Re: 971's chassis
 

Take a look at previous replies:

Re: 971's chassis
 

I'll take the easy ones. One of the students can get the harder ones. We have weekly Wednesday meetings, so I'll have someone work up some answers then if nobody does before.

3/16"
3.5" pitch diameter. We had one of the students roll a wheel a lot of revolutions and see how far it went to figure out the pitch thickness (is that even a real term?) of the tread.

Re: 971's chassis
 

Based upon our CAD, our drivetrain is at 66.5lbs with battery, electronics, transmissions, etc., 39.3lbs without electronics but with transmissions, and 13.6lbs with only the sheetmetal (belly pan, battery box, and the two siderails).

We have a theoretical free speed of 16.4fps high gear and 8.8 fps low gear.

Re: 971's chassis
 

The tool actually makes two hits. A prepunch hole and the tool that forms the csk. Metal is malleable. Here is a link to show some cool things you can do on a punch press. Take a look at the stiffening rib tool and the Zip Tech.



http://www.wilsontool.com/ProductSub...ng_p_spcl.aspx

Re: 971's chassis
 

Why do you guys run 3/16 drop? I've heard 254 does this as well. With the smaller chassis, we've found that you can completely remove the drop and still have just as great of turning. Our's was actually built for a 0.1 inch drop, but because of the wear on the center wheels after a few matches our drop was basically non existent, and it seemed like our turning and pushing actually improved when this happened. Looking at Chris Hibner's old paper on turning physics, it actually makes sense because with shorter chassis the effective wheelbase is almost identical to the dropped wheelbase on the old size.

Re: 971's chassis
 

From my understanding, Blue Nitrile conveyor tread from mcmaster is very "grippy" and doesnt wear fast. Depending on their wheelbases AND tread width, teams like 1323/254/971 etc use 3/16 drop to minimize wheel scrub. This is because of their previous experiences designing drivetrains utilizing the material.

Re: 971's chassis
 

To be honest, most of it is because we've always done it that way and it hasn't caused us any problems. We ran less drop a number of years ago (2008 ish), and found that because both the front and back wheels could catch the carpet at the same time, the robot didn't handle as consistently. It works well enough, so we haven't messed with it. Nothing is worse than a poor handling robot or a robot that can't turn well.

Re: 971's chassis
 

Ah OK. I was just wondering if you had tried changing with the smaller chassis.
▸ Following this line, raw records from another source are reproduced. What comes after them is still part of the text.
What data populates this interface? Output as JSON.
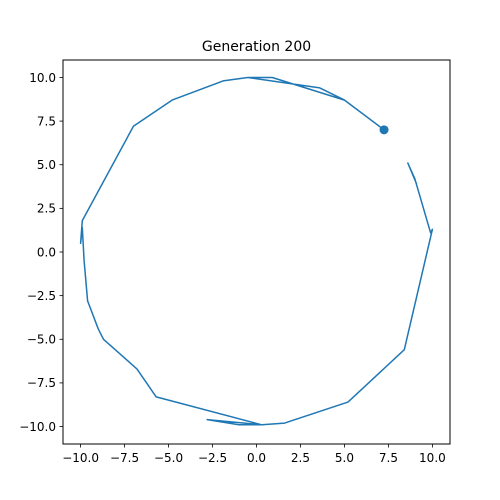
{
  "chart_data": {
    "type": "line",
    "title": "Generation 200",
    "xlabel": "",
    "ylabel": "",
    "xlim": [
      -11.0,
      11.0
    ],
    "ylim": [
      -11.0,
      11.0
    ],
    "xticks": [
      -10.0,
      -7.5,
      -5.0,
      -2.5,
      0.0,
      2.5,
      5.0,
      7.5,
      10.0
    ],
    "yticks": [
      -10.0,
      -7.5,
      -5.0,
      -2.5,
      0.0,
      2.5,
      5.0,
      7.5,
      10.0
    ],
    "xtick_labels": [
      "−10.0",
      "−7.5",
      "−5.0",
      "−2.5",
      "0.0",
      "2.5",
      "5.0",
      "7.5",
      "10.0"
    ],
    "ytick_labels": [
      "−10.0",
      "−7.5",
      "−5.0",
      "−2.5",
      "0.0",
      "2.5",
      "5.0",
      "7.5",
      "10.0"
    ],
    "grid": false,
    "legend": "none",
    "line_color": "#1f77b4",
    "series": [
      {
        "x": [
          7.25,
          5.0,
          3.6,
          -0.5,
          0.9,
          5.0,
          7.25,
          5.0,
          3.6,
          -0.5,
          -1.9,
          -4.8,
          -7.0,
          -9.9,
          -10.0,
          -9.9,
          -9.8,
          -9.6,
          -9.0,
          -8.7,
          -6.8,
          -5.7,
          0.3,
          -2.8,
          -1.0,
          0.3,
          1.6,
          5.2,
          8.4,
          10.0,
          9.9,
          9.0,
          8.6,
          9.1
        ],
        "y": [
          7.0,
          8.7,
          9.4,
          10.0,
          10.0,
          8.7,
          7.0,
          8.7,
          9.4,
          10.0,
          9.8,
          8.7,
          7.2,
          1.8,
          0.5,
          1.4,
          -0.5,
          -2.8,
          -4.4,
          -5.0,
          -6.7,
          -8.3,
          -9.9,
          -9.6,
          -9.9,
          -9.9,
          -9.8,
          -8.6,
          -5.6,
          1.3,
          1.1,
          4.2,
          5.1,
          3.9
        ]
      }
    ],
    "marker": {
      "x": 7.25,
      "y": 7.0
    }
  }
}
We plan on doing alot more testing with this over the summer, because if we can get rid of the rocking and still turn just as well we might just have to do that.

And I remember back in the old days where if you didn't have the drop or too little that think would hop like there was no tomorrow. Both the 2011 and 2012 robots I helped build didn't have enough and they didn't turn well at all.

Re: 971's chassis
 

I feel like I'm missing some huge detail; I can't seem to figure out the purpose of the second hole on the tensioner. Would anybody happen to know what the non-bushing containing hole is for?

Re: 971's chassis
 

The hole itself doesn't serve a particular purpose (other than lightening, which is always good). But, by doing it this way, the tensioner blocks on both sides of the wheels are identical, thereby reducing the total number of unique parts in the robot. And minimizing the total number if unique parts we have (even if it doesn't reduce the total number of parts) is important to us, especially when we are having to send them out to our sponsors. Our sponsors have generally cited the number of unique parts as a more important factor than quantity when we talk to them about how many parts they can make for us.